Greger profiles the Yanomamo people of the Amazon rain forest, who have the lowest salt intake reported in the world. Unlike our culture, where blood pressure rises with age, these folks start with a blood pressure of 100 over 60 and that's where they end up in their senior years.
"Excess sodium can increase your blood pressure and your risk of heart disease and stroke," asserts the Centers for Disease Control and Prevention (CDC). "Together, heart disease and stroke kill more Americans each year than any other cause."
Besides drastically cutting back on sodium, researchers at Wake Forest School of Medicine in Winston-Salem, North Carolina, studied 4,500 people for 13 years who followed the DASH diet religiously and found that other foods can trigger high blood pressure. DASH stands for Dietary Approaches to Stop Hypertension and recommendations include eating fruits, vegetables, whole grains, poultry, and fish.
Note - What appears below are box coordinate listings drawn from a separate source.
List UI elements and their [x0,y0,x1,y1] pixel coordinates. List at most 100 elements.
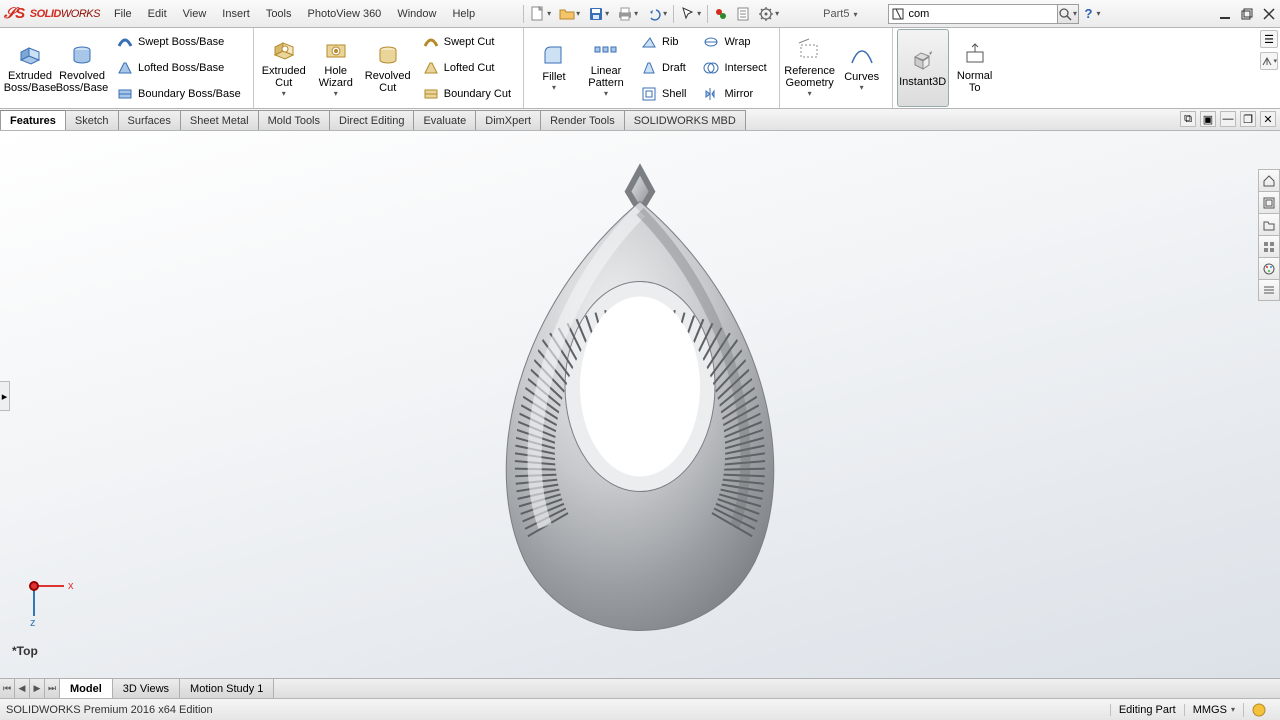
appearances-icon[interactable] [1258,257,1280,279]
file-properties-button[interactable] [732,3,754,25]
pane-popout-icon[interactable]: ▣ [1200,111,1216,127]
pane-expand-icon[interactable]: ⧉ [1180,111,1196,127]
task-pane [1258,169,1280,301]
ribbon-menu-icon[interactable]: ☰ [1260,30,1278,48]
file-explorer-icon[interactable] [1258,213,1280,235]
instant3d-button[interactable]: Instant3D [897,29,949,107]
boundary-cut-icon [422,85,440,103]
tab-sheet-metal[interactable]: Sheet Metal [180,110,259,130]
open-button[interactable]: ▾ [555,3,584,25]
reference-group: Reference Geometry▾ Curves▾ [780,28,893,108]
save-button[interactable]: ▾ [584,3,613,25]
tab-evaluate[interactable]: Evaluate [413,110,476,130]
undo-button[interactable]: ▾ [642,3,671,25]
doc-minimize-icon[interactable]: — [1220,111,1236,127]
custom-properties-icon[interactable] [1258,279,1280,301]
search-button[interactable]: ▾ [1057,4,1079,24]
print-button[interactable]: ▾ [613,3,642,25]
boundary-cut-button[interactable]: Boundary Cut [417,82,516,106]
tab-mold-tools[interactable]: Mold Tools [258,110,330,130]
tab-last-icon[interactable]: ⏭ [45,679,60,698]
intersect-button[interactable]: Intersect [697,56,771,80]
options-button[interactable]: ▾ [754,3,783,25]
rib-button[interactable]: Rib [635,30,691,54]
status-units[interactable]: MMGS ▾ [1184,704,1243,716]
shell-button[interactable]: Shell [635,82,691,106]
rib-icon [640,33,658,51]
status-warning-icon[interactable] [1243,703,1274,717]
tab-motion-study[interactable]: Motion Study 1 [180,679,274,698]
new-button[interactable]: ▾ [526,3,555,25]
rebuild-button[interactable] [710,3,732,25]
normal-to-icon [962,42,988,68]
fillet-button[interactable]: Fillet▾ [528,29,580,107]
help-button[interactable]: ? ▾ [1085,6,1101,21]
search-box[interactable] [888,4,1058,24]
revolved-cut-button[interactable]: Revolved Cut [362,29,414,107]
bottom-tabs: ⏮ ◀ ▶ ⏭ Model 3D Views Motion Study 1 [0,678,1280,698]
tab-sketch[interactable]: Sketch [65,110,119,130]
linear-pattern-button[interactable]: Linear Pattern▾ [580,29,632,107]
design-library-icon[interactable] [1258,191,1280,213]
hole-wizard-button[interactable]: Hole Wizard▾ [310,29,362,107]
tab-surfaces[interactable]: Surfaces [118,110,181,130]
graphics-viewport[interactable]: ▸ [0,131,1280,698]
mirror-button[interactable]: Mirror [697,82,771,106]
doc-restore-icon[interactable]: ❐ [1240,111,1256,127]
tab-features[interactable]: Features [0,110,66,130]
draft-button[interactable]: Draft [635,56,691,80]
normal-to-button[interactable]: Normal To [949,29,1001,107]
features-group: Fillet▾ Linear Pattern▾ Rib Draft Shell … [524,28,780,108]
menu-file[interactable]: File [106,0,140,27]
wrap-icon [702,33,720,51]
boundary-boss-icon [116,85,134,103]
select-button[interactable]: ▾ [676,3,705,25]
swept-boss-button[interactable]: Swept Boss/Base [111,30,246,54]
lofted-boss-button[interactable]: Lofted Boss/Base [111,56,246,80]
search-input[interactable] [907,8,1057,20]
tab-model[interactable]: Model [60,679,113,698]
doc-close-icon[interactable]: ✕ [1260,111,1276,127]
tab-next-icon[interactable]: ▶ [30,679,45,698]
tab-direct-editing[interactable]: Direct Editing [329,110,414,130]
window-controls [1214,0,1280,27]
svg-text:z: z [30,617,36,629]
status-editing: Editing Part [1110,704,1184,716]
menu-edit[interactable]: Edit [140,0,175,27]
feature-tree-flyout[interactable]: ▸ [0,381,10,411]
curves-button[interactable]: Curves▾ [836,29,888,107]
reference-geometry-button[interactable]: Reference Geometry▾ [784,29,836,107]
pin-icon[interactable] [487,0,503,27]
menu-view[interactable]: View [175,0,215,27]
boss-base-group: Extruded Boss/Base Revolved Boss/Base Sw… [0,28,254,108]
swept-cut-button[interactable]: Swept Cut [417,30,516,54]
tab-prev-icon[interactable]: ◀ [15,679,30,698]
tab-3d-views[interactable]: 3D Views [113,679,180,698]
tab-first-icon[interactable]: ⏮ [0,679,15,698]
menu-help[interactable]: Help [444,0,483,27]
menu-window[interactable]: Window [389,0,444,27]
close-button[interactable] [1258,0,1280,27]
tab-dimxpert[interactable]: DimXpert [475,110,541,130]
tab-render-tools[interactable]: Render Tools [540,110,625,130]
menu-tools[interactable]: Tools [258,0,300,27]
view-palette-icon[interactable] [1258,235,1280,257]
restore-button[interactable] [1236,0,1258,27]
boundary-boss-button[interactable]: Boundary Boss/Base [111,82,246,106]
revolved-boss-button[interactable]: Revolved Boss/Base [56,29,108,107]
document-name: Part5 ▾ [823,8,857,20]
tab-solidworks-mbd[interactable]: SOLIDWORKS MBD [624,110,746,130]
shell-icon [640,85,658,103]
wrap-button[interactable]: Wrap [697,30,771,54]
lofted-cut-button[interactable]: Lofted Cut [417,56,516,80]
extruded-cut-button[interactable]: Extruded Cut▾ [258,29,310,107]
menu-photoview360[interactable]: PhotoView 360 [300,0,390,27]
orientation-icon[interactable]: ▾ [1260,52,1278,70]
intersect-icon [702,59,720,77]
minimize-button[interactable] [1214,0,1236,27]
home-icon[interactable] [1258,169,1280,191]
menu-insert[interactable]: Insert [214,0,258,27]
orientation-triad[interactable]: x z [24,576,79,634]
hole-wizard-icon [323,37,349,63]
extruded-boss-button[interactable]: Extruded Boss/Base [4,29,56,107]
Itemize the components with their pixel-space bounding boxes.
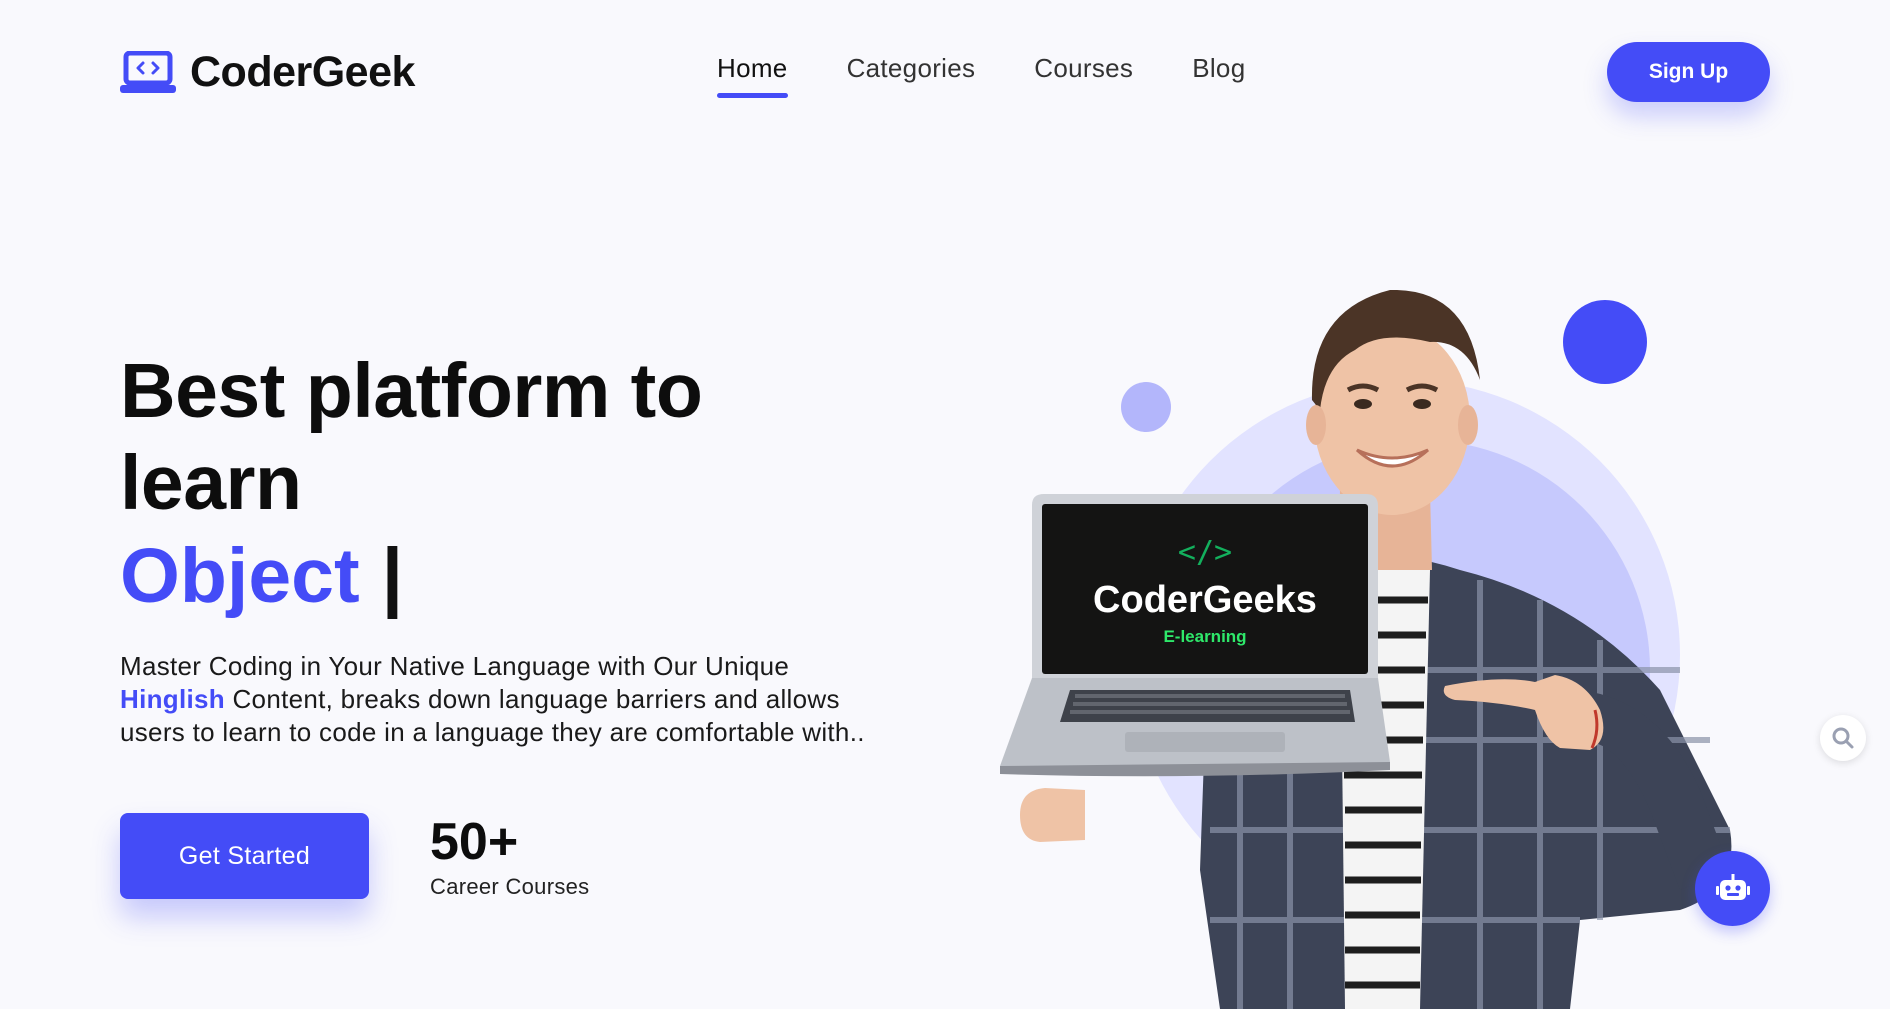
robot-icon — [1715, 873, 1750, 900]
decor-dot-large — [1563, 300, 1647, 384]
site-header: CoderGeek Home Categories Courses Blog S… — [0, 0, 1890, 145]
typed-headline: Object | — [120, 530, 403, 622]
screen-brand: CoderGeeks — [1093, 579, 1317, 621]
nav-home[interactable]: Home — [717, 53, 788, 98]
description-text: Master Coding in Your Native Language wi… — [120, 651, 790, 681]
typing-cursor: | — [381, 533, 404, 619]
side-search-widget[interactable] — [1820, 715, 1866, 761]
hero-title: Best platform to learn — [120, 348, 703, 526]
description-highlight: Hinglish — [120, 684, 225, 714]
typed-word: Object — [120, 533, 360, 619]
search-icon — [1832, 727, 1854, 749]
decor-dot-small — [1121, 382, 1171, 432]
get-started-button[interactable]: Get Started — [120, 813, 369, 899]
nav-courses[interactable]: Courses — [1034, 53, 1133, 92]
nav-categories[interactable]: Categories — [847, 53, 976, 92]
hero-description: Master Coding in Your Native Language wi… — [120, 650, 900, 749]
chatbot-button[interactable] — [1695, 851, 1770, 926]
screen-tagline: E-learning — [1163, 627, 1246, 646]
signup-button[interactable]: Sign Up — [1607, 42, 1770, 102]
laptop-illustration: </> CoderGeeks E-learning — [1000, 494, 1390, 777]
courses-stat: 50+ Career Courses — [430, 812, 589, 900]
laptop-code-icon — [120, 50, 176, 93]
hero-illustration: </> CoderGeeks E-learning — [1000, 289, 1732, 1009]
code-symbol: </> — [1178, 535, 1232, 570]
nav-blog[interactable]: Blog — [1192, 53, 1245, 92]
stat-value: 50+ — [430, 813, 519, 871]
brand-logo[interactable]: CoderGeek — [120, 48, 415, 97]
stat-label: Career Courses — [430, 874, 590, 899]
main-nav: Home Categories Courses Blog — [717, 53, 1304, 98]
description-text-rest: Content, breaks down language barriers a… — [120, 684, 865, 747]
brand-name: CoderGeek — [190, 48, 415, 96]
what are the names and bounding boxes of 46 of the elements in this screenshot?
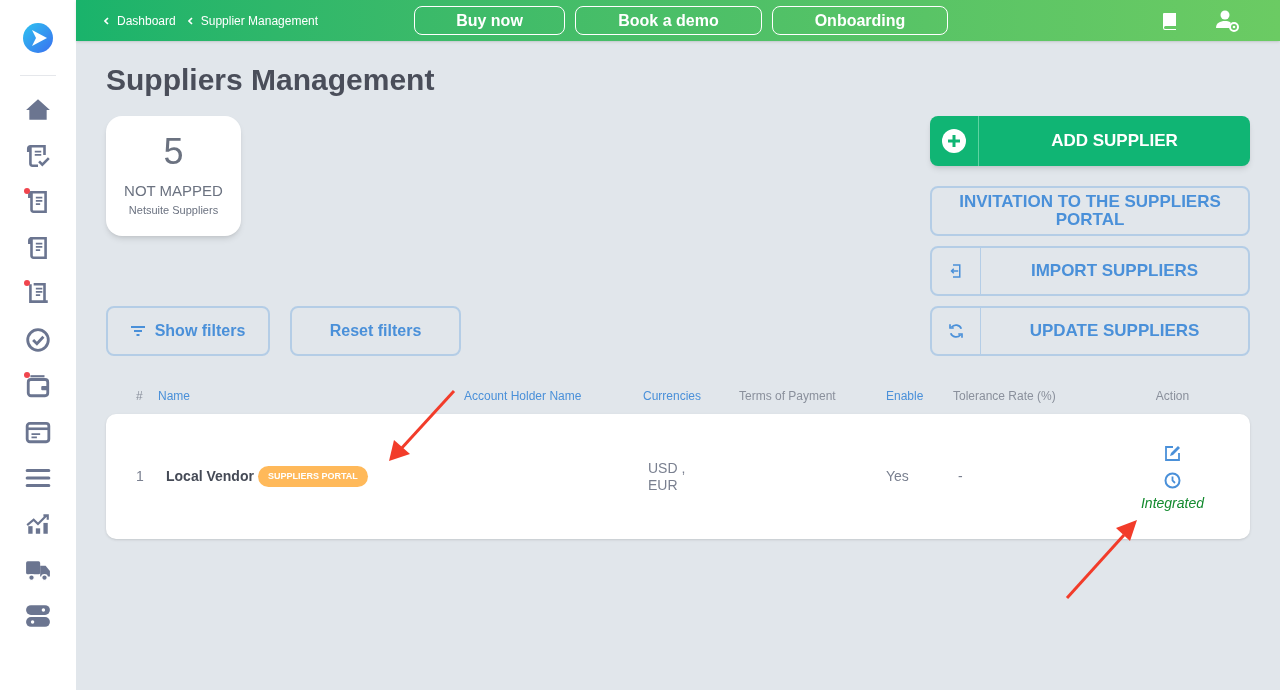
page-title: Suppliers Management: [106, 62, 436, 98]
stat-sublabel: Netsuite Suppliers: [128, 203, 219, 218]
column-header: #: [136, 389, 143, 403]
home-icon[interactable]: [25, 97, 51, 123]
check-circle-icon[interactable]: [25, 327, 51, 353]
column-header: Tolerance Rate (%): [953, 389, 1056, 403]
column-header[interactable]: Name: [158, 389, 190, 403]
column-header: Terms of Payment: [739, 389, 836, 403]
toggle-switches-icon[interactable]: [25, 603, 51, 629]
breadcrumb-link[interactable]: Supplier Management: [187, 11, 319, 30]
action-button[interactable]: INVITATION TO THE SUPPLIERS PORTAL: [930, 186, 1250, 236]
document-check-icon[interactable]: [25, 143, 51, 169]
refresh-icon: [947, 322, 965, 340]
plus-circle-icon: [942, 129, 966, 153]
filter-button[interactable]: Reset filters: [290, 306, 461, 356]
filter-button[interactable]: Show filters: [106, 306, 270, 356]
currency-text: EUR: [648, 476, 679, 494]
card-icon[interactable]: [25, 419, 51, 445]
status-text: Integrated: [1140, 494, 1205, 513]
logo-icon: [23, 23, 53, 53]
table-cell: 1: [136, 468, 144, 484]
edit-icon[interactable]: [1164, 445, 1181, 462]
table-cell: -: [958, 468, 963, 484]
column-header[interactable]: Enable: [886, 389, 924, 403]
chevron-left-icon: [104, 16, 109, 25]
wallet-icon[interactable]: [25, 373, 51, 399]
bar-chart-icon[interactable]: [25, 511, 51, 537]
column-header[interactable]: Account Holder Name: [464, 389, 582, 403]
stat-label: NOT MAPPED: [124, 180, 223, 201]
column-header[interactable]: Currencies: [643, 389, 702, 403]
vendor-name: Local Vendor: [166, 467, 254, 486]
chevron-left-icon: [187, 16, 193, 25]
top-button[interactable]: Onboarding: [772, 6, 948, 35]
currency-text: USD ,: [648, 459, 687, 477]
portal-tag: SUPPLIERS PORTAL: [257, 465, 368, 488]
top-button[interactable]: Book a demo: [575, 6, 762, 35]
table-cell: Yes: [886, 468, 909, 484]
column-header: Action: [1155, 389, 1190, 403]
clock-icon[interactable]: [1164, 472, 1181, 489]
stat-value: 5: [163, 133, 184, 170]
filter-icon: [130, 326, 145, 336]
breadcrumb-link[interactable]: Dashboard: [104, 11, 176, 30]
top-button[interactable]: Buy now: [414, 6, 565, 35]
action-button[interactable]: IMPORT SUPPLIERS: [930, 246, 1250, 296]
action-button[interactable]: UPDATE SUPPLIERS: [930, 306, 1250, 356]
action-button[interactable]: ADD SUPPLIER: [930, 116, 1250, 166]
The researchers found that cutting out salt was one of the things that slashed the risk of heart failure and stroke by half for the people on the DASH diet.
They also discovered that the elimination of five other food products did the same thing, so consider these the five most dangerous foods to avoid:
- Red meat
- Sugar-sweetened beverages
- Alcoholic beverages
- Full Cream
Greger believes that by simply lowering our intake of sodium we can eliminate hypertension as we age and eliminate this major health problem that kills 400,000 Americans each year.
"I agree 100% with Dr. Greger on this," Dr. Joel Fuhrman M.D., author of "The End of Heart Disease," tells Newsmax. "I have been putting my patients on a zero-added salt, plant-based diet for 30 years. At my retreat in San Diego, I have people come to get well and they all come off their blood pressure medications as it normalizes. Some have been told they need angioplasty and bypass surgery and can, in a relatively short period of time, diffuse the need for those interventions. People should know that they can protect themselves with nutritional excellence."